LCC Group, in a JV with Statoil, commissioned a 110,000M3 storage facility in Derry in 2005, servicing the north west and western parts of the country and also delivering in to the Republic; LCC took over full ownership in 2016.

The principal oil products supply sources are out of the Valero, Pembroke refinery and Petroineos, Grangemouth, via Finnart, delivering products to the Puma Energy/Nicholl Oils, Inter Terminals and Valero facilities in Belfast.

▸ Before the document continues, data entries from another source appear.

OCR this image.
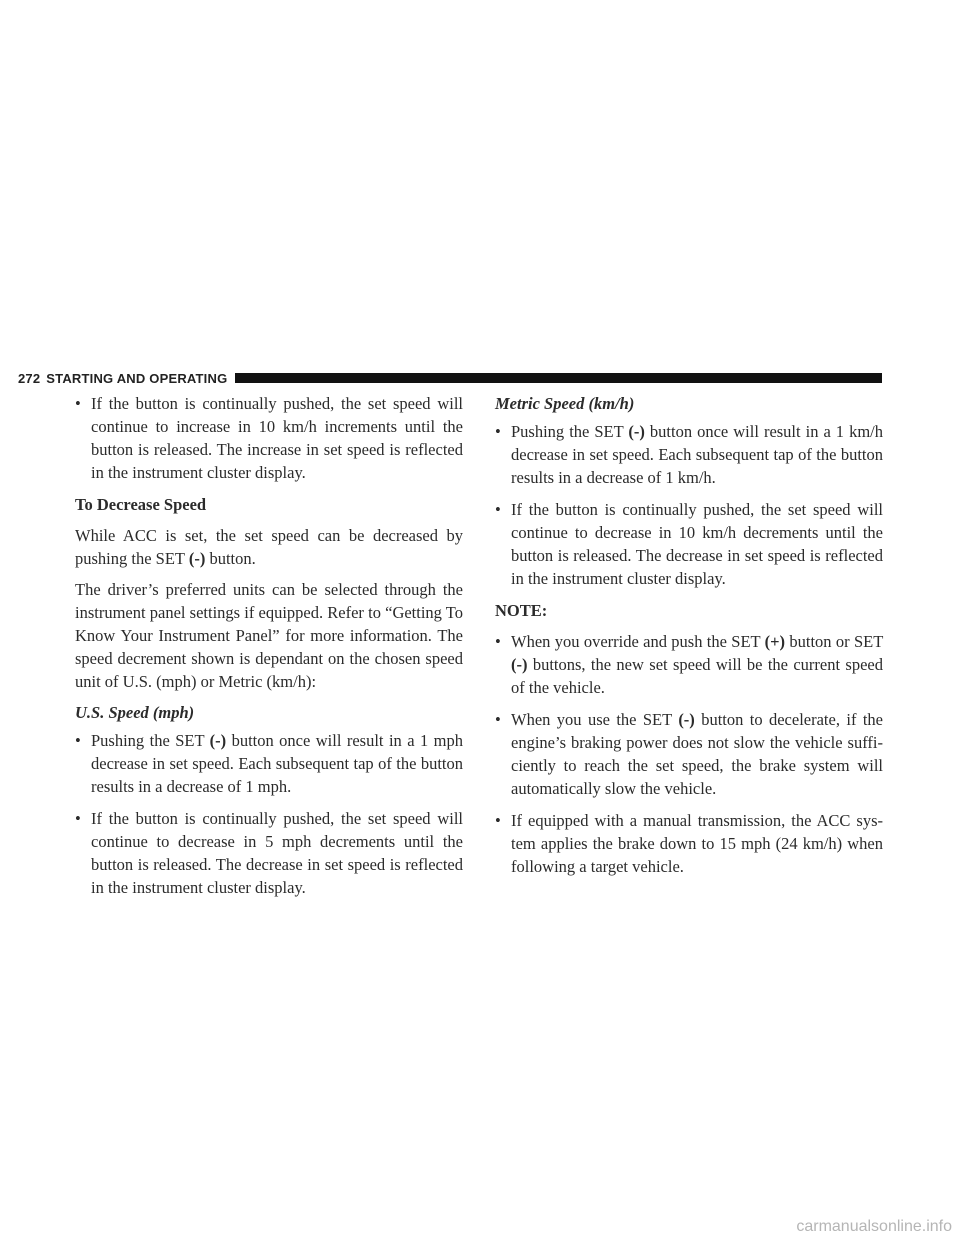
272 STARTING AND OPERATING
• If the button is continually pushed, the set speed will continue to increase in 10 km/h increments until the button is released. The increase in set speed is reflected in the instrument cluster display.
To Decrease Speed

While ACC is set, the set speed can be decreased by pushing the SET (-) button.

The driver’s preferred units can be selected through the instrument panel settings if equipped. Refer to “Getting To Know Your Instrument Panel” for more information. The speed decrement shown is dependant on the chosen speed unit of U.S. (mph) or Metric (km/h):

U.S. Speed (mph)
• Pushing the SET (-) button once will result in a 1 mph decrease in set speed. Each subsequent tap of the button results in a decrease of 1 mph.
• If the button is continually pushed, the set speed will continue to decrease in 5 mph decrements until the button is released. The decrease in set speed is reflected in the instrument cluster display.
Metric Speed (km/h)
• Pushing the SET (-) button once will result in a 1 km/h decrease in set speed. Each subsequent tap of the button results in a decrease of 1 km/h.
• If the button is continually pushed, the set speed will continue to decrease in 10 km/h decrements until the button is released. The decrease in set speed is reflected in the instrument cluster display.
NOTE:
• When you override and push the SET (+) button or SET (-) buttons, the new set speed will be the current speed of the vehicle.
• When you use the SET (-) button to decelerate, if the engine’s braking power does not slow the vehicle suffi-ciently to reach the set speed, the brake system will automatically slow the vehicle.
• If equipped with a manual transmission, the ACC sys-tem applies the brake down to 15 mph (24 km/h) when following a target vehicle.
carmanualsonline.info
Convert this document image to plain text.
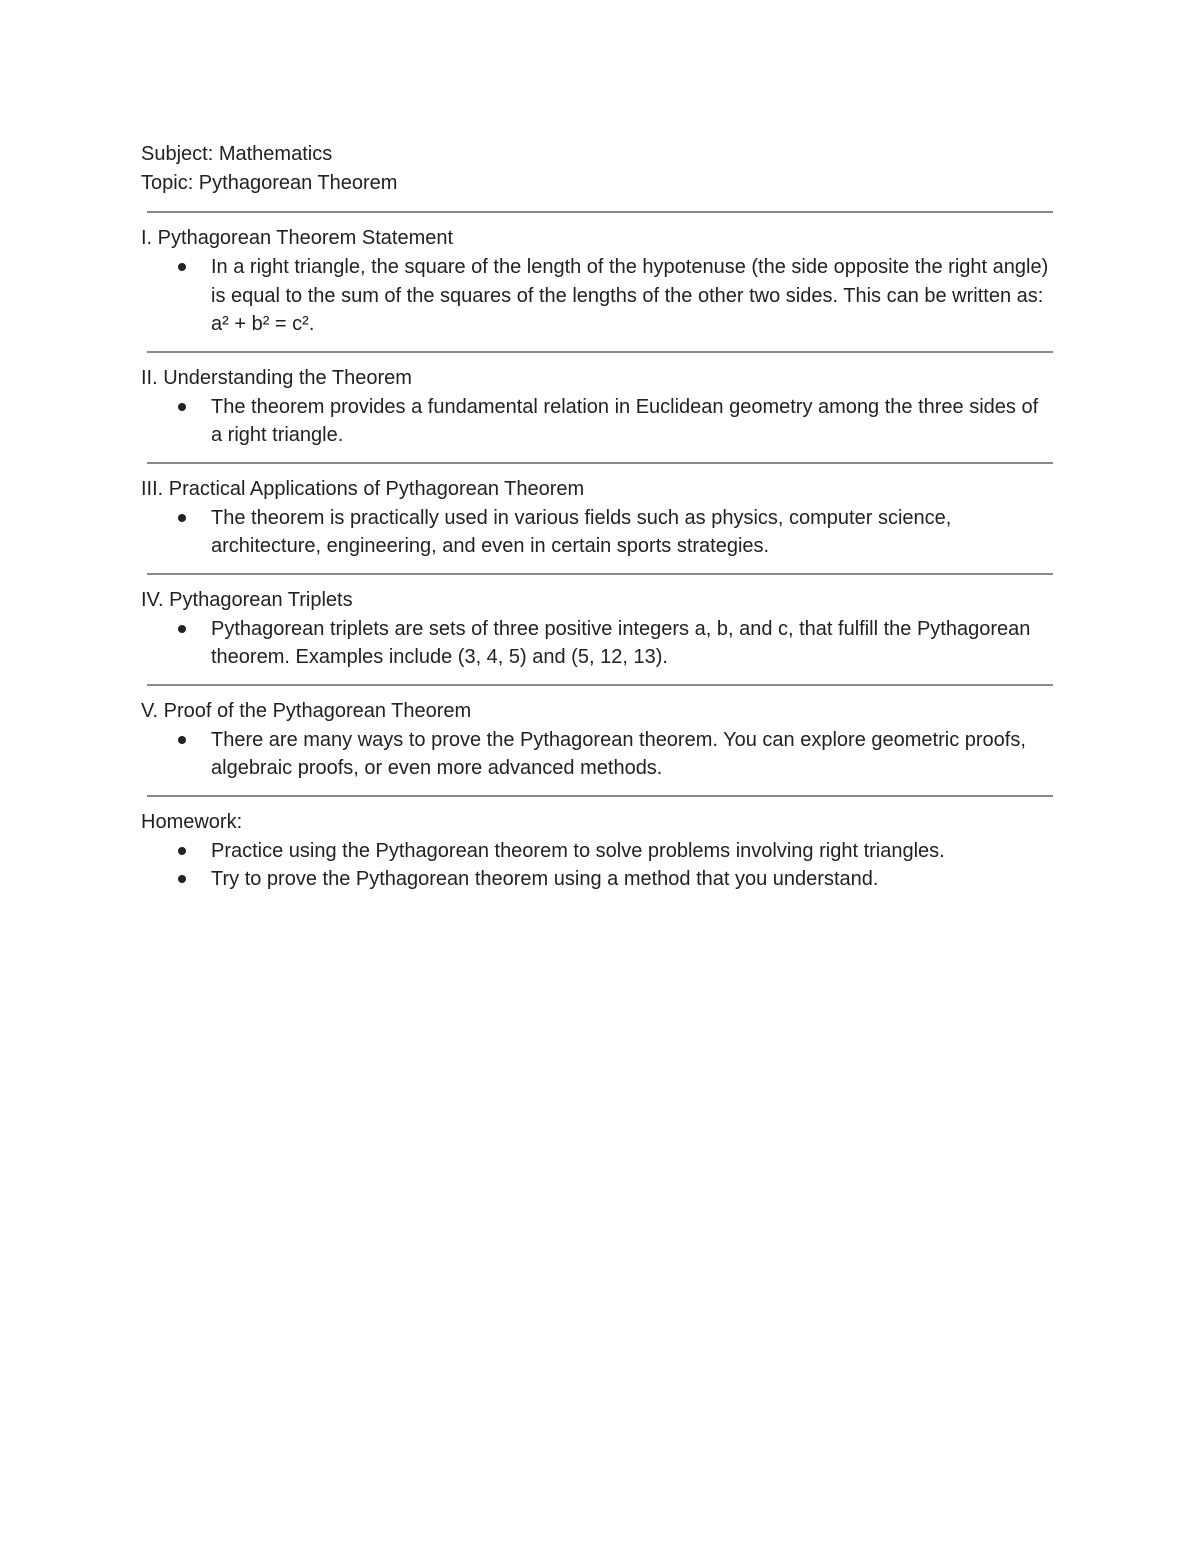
Subject: Mathematics

Topic: Pythagorean Theorem

I. Pythagorean Theorem Statement

In a right triangle, the square of the length of the hypotenuse (the side opposite the right angle) is equal to the sum of the squares of the lengths of the other two sides. This can be written as: a² + b² = c².

II. Understanding the Theorem

The theorem provides a fundamental relation in Euclidean geometry among the three sides of a right triangle.

III. Practical Applications of Pythagorean Theorem

The theorem is practically used in various fields such as physics, computer science, architecture, engineering, and even in certain sports strategies.

IV. Pythagorean Triplets

Pythagorean triplets are sets of three positive integers a, b, and c, that fulfill the Pythagorean theorem. Examples include (3, 4, 5) and (5, 12, 13).

V. Proof of the Pythagorean Theorem

There are many ways to prove the Pythagorean theorem. You can explore geometric proofs, algebraic proofs, or even more advanced methods.

Homework:

Practice using the Pythagorean theorem to solve problems involving right triangles.
Try to prove the Pythagorean theorem using a method that you understand.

The relatively high degree of dependency on oil as a primary energy source across the island of Ireland will present some serious challenges to the downstream sector through the 2020s as the energy transition unfolds. This process will be a, if not the, primary determinant of its future shape. The progressive decline in oil products demand is likely to create continuing pressure towards further consolidation. With challenges come opportunities to pursue and develop new and different earnings streams – in areas such as, for example, electricity supply, hydrogen and low carbon liquid fuels; there will doubtless be others!

Rod Prowse worked for 30 years across the full spectrum of the downstream oil sector, in both the UK and USA, which has included leadership positions in both retail and wholesale fuels businesses. Rod draws on his extensive knowledge of this global industry to bring us ‘Industry Insights’.